As shown in table 2 and figure 1, when compared to normal controls, APD patients exhibited decreased ALFF mostly in the frontal cortex (including the right orbitofrontal cortex, which extended to the right ventrolateral prefrontal cortex, the insula and the anterior superior temporal cortex) and the temporal cortex (the middle and superior part of the left temporal pole; the anterior part of the right inferior temporal gyrus). In addition, the left cerebellum posterior lobe showed decreased ALFF. No region showed significant ALFF increases in the APD group.

Table 2

Brain regions exhibiting an altered ALFF between APD patients and normal controls.

Brain region	Cluster size	MNI coordinate	T value
		x y z
APD patients<normal controls
Right inferior temporal gyrus	31	51 −12 −39	−4.5212
Left temporal pole	28	−24 3 −30	−5.0663
Right orbitofrontal cortex	175	33 33 −21	−6.3501
Left cerebellum posterior lobe	36	−30 −63 −33	−5.2567

Figure 1

Statistical parametric map showing significant differences in the ALFF between APD patients and normal controls.

The threshold for display was set to p< = 0.05 (FDR corrected), cluster size> = 405 mm3 (15 voxels).

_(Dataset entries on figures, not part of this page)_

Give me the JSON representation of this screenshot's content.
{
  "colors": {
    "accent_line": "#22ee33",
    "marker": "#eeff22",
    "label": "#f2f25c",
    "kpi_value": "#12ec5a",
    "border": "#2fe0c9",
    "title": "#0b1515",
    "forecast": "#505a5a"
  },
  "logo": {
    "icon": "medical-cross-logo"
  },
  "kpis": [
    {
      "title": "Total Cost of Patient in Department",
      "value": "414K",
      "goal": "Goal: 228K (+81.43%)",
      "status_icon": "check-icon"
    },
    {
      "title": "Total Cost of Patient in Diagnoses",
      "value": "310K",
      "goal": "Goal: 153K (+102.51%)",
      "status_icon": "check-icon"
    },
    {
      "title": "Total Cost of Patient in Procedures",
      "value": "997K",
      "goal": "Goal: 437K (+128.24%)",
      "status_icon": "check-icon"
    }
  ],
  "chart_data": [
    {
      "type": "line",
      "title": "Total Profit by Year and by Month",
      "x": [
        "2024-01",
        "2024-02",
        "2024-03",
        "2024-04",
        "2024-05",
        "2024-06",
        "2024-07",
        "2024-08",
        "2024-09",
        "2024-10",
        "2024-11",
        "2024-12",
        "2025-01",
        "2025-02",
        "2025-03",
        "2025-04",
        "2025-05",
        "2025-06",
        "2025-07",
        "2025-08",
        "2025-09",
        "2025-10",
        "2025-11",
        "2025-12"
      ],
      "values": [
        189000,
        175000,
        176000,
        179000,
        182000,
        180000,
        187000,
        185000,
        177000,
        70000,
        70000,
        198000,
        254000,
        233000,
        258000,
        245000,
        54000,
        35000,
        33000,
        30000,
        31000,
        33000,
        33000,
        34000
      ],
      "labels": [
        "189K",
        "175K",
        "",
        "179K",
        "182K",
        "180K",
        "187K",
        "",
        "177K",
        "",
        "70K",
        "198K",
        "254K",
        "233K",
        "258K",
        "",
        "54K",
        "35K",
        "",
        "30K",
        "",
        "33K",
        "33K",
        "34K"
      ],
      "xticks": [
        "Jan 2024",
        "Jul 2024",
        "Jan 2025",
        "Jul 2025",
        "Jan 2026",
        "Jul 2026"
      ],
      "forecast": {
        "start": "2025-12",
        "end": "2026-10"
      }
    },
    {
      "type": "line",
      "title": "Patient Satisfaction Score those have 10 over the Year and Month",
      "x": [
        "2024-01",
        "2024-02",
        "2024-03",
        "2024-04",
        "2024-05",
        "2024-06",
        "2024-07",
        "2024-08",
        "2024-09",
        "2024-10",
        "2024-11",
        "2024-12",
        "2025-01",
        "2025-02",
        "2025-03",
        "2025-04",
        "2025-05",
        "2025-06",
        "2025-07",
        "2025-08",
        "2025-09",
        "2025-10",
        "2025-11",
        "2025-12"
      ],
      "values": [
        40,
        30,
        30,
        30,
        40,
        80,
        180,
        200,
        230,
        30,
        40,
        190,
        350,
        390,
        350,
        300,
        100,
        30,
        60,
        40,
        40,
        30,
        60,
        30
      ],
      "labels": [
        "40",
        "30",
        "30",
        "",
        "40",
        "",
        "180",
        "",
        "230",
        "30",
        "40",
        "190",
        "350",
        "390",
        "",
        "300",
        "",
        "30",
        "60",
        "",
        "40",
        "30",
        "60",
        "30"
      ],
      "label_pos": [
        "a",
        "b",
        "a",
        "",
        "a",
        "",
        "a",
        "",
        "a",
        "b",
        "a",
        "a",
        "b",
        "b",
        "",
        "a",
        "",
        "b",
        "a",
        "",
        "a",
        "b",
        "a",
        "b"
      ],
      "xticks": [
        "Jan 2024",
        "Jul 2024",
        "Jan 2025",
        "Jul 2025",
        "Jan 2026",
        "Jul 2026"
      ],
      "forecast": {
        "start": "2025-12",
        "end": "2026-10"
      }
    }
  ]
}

The regions with color represent decreased ALFF in APD patients.

To explore whether the significantly different ALFF values in the brain regions of APD patients and controls could predict APD patients' psychopathic deviate scores, we correlated the MMPI Pd subscale scores and ALFF values of each cluster. We discovered that the right orbitofrontal cortex had a negative correlation between ALFF values and Pd scores (r = −0.5630, p = 0.0017).

Discussion

The present fMRI study aimed to investigate the alterations in resting-state brain activities in APD patients; we found a significant fronto-temporal hypoactivity in APD patients when compared to normal controls.

The anterior temporal poles have rich connections to the amygdala, the basal forebrain, and prefrontal regions and are located near secondary auditory cortices and the termination of the ventral visual pathway. One prominent hypothesis of anterior temporal pole function, known as the Semantic Hub Account proposes that the anterior temporal poles serve as a hub and link sensory specific and semantic associations located throughout the brain [17].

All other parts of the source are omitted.